The basic design is a Windows Explorer-like setting of folders and documents. Documents can be opened in a GUI, editted, and saved.
The document itself contains a hierarchical spreadsheet (think of Excel with Chapters, if that makes any sense). Each chapter contains rows, which are really just some requirements text + some other values which complement it. When displayed, the requirement text and attribute values show up as independent columns (much like Excel), with filtering capabilities.
Representing the user/permissions/folder hierarchy/etc for this type of program is pretty straightforward, but where I get hung up on is the document content itself...
My biggest concern is size and how it relates to performance: As part of this tool, I not only intended to store the current state of each document, but also the entire list of changes that have been made since day 1 (much like SVN), and then provide fast access to the history of changes.
On average, I expect ~500 documents in the repo; Each document will probably have ~20,000 active rows; Over the course of a year, it's not unreasonable to assume ~20,000 edits (meaning each document itself will acquire an additional 20,000 rows year-in and year-out).
Multiplied by the number of documents, that amounts to nearly 10,000,000 rows (with an additional 10,000,000 the next year, and the next year, and so on).
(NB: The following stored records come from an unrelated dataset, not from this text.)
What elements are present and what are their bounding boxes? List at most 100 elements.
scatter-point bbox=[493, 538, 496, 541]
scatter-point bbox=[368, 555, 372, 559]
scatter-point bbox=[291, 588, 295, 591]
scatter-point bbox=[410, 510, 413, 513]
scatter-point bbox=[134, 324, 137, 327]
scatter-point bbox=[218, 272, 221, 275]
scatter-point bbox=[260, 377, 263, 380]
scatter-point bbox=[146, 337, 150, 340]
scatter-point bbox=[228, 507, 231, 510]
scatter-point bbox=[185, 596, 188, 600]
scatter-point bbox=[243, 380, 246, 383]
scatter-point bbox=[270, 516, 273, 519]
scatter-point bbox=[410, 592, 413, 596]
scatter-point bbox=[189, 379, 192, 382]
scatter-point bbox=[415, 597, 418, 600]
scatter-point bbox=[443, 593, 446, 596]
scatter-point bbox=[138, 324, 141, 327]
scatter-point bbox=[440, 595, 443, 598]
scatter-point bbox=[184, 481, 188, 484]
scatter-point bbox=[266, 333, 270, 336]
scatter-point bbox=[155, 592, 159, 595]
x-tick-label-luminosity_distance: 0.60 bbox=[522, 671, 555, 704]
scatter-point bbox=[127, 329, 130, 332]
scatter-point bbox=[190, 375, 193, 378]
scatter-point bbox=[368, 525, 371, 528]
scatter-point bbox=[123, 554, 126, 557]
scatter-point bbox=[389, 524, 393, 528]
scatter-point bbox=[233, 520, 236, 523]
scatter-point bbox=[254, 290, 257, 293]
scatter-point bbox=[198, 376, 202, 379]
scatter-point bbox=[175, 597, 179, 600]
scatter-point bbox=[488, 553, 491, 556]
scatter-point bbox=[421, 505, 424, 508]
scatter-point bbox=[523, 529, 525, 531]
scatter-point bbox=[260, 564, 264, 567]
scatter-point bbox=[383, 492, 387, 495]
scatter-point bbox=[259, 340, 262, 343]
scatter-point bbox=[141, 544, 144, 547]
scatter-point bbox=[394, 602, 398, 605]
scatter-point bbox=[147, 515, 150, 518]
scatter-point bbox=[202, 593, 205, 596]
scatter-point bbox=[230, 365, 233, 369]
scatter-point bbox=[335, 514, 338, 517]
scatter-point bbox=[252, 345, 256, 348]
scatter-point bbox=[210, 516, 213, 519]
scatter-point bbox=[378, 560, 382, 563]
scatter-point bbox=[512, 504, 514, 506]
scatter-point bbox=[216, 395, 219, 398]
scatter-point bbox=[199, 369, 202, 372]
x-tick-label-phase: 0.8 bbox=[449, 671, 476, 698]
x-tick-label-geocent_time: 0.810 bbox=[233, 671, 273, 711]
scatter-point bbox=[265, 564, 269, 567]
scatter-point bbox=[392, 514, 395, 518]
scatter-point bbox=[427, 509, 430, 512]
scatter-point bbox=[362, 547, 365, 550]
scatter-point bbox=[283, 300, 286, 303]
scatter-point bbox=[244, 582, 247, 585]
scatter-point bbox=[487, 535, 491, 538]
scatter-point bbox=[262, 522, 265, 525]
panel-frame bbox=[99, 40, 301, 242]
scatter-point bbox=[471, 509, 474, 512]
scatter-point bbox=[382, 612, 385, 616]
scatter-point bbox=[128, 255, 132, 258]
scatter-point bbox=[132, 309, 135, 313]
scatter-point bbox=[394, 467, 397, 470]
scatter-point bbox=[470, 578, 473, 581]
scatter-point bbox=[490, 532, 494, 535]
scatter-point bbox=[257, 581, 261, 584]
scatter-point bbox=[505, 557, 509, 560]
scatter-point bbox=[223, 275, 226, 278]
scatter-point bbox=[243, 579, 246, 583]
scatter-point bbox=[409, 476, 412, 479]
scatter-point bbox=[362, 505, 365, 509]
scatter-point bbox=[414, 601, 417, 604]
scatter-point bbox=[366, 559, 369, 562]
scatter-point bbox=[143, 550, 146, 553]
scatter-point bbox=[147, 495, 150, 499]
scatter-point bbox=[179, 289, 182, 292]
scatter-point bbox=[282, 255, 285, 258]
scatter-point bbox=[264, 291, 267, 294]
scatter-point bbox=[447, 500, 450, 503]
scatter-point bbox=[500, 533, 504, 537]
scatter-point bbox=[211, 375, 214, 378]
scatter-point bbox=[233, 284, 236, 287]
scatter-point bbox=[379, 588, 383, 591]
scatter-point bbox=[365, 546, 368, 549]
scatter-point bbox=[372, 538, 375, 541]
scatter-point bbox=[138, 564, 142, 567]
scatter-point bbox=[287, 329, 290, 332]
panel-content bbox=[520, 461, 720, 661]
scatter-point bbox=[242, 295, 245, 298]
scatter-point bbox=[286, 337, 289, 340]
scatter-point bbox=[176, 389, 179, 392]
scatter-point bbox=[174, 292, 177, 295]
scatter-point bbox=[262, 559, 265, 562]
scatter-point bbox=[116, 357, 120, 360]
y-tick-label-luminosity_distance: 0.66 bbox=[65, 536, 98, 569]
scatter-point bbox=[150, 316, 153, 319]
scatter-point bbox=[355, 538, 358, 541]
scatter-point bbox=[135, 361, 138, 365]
Old histories can be purged, but it would only be performed by an admin (and it's not preferable that he/she do so).
As I see it, there are two ways for me to handle this situation:
I can try to represent a list all rows of all documents in a single table (much like how phpBB stores all posts of all forums in a single table), or...
I can try to store the rows of each document in a uniquely named table (meaning each document has it's own table); The table would have to be given a unique name, and a master table would contain the list of all documents and the table names that correspond to each.
So my question: Which really is preferable? Are neither really good options? Can anyone offer advice on which approach you would find more appropriate, given the needs?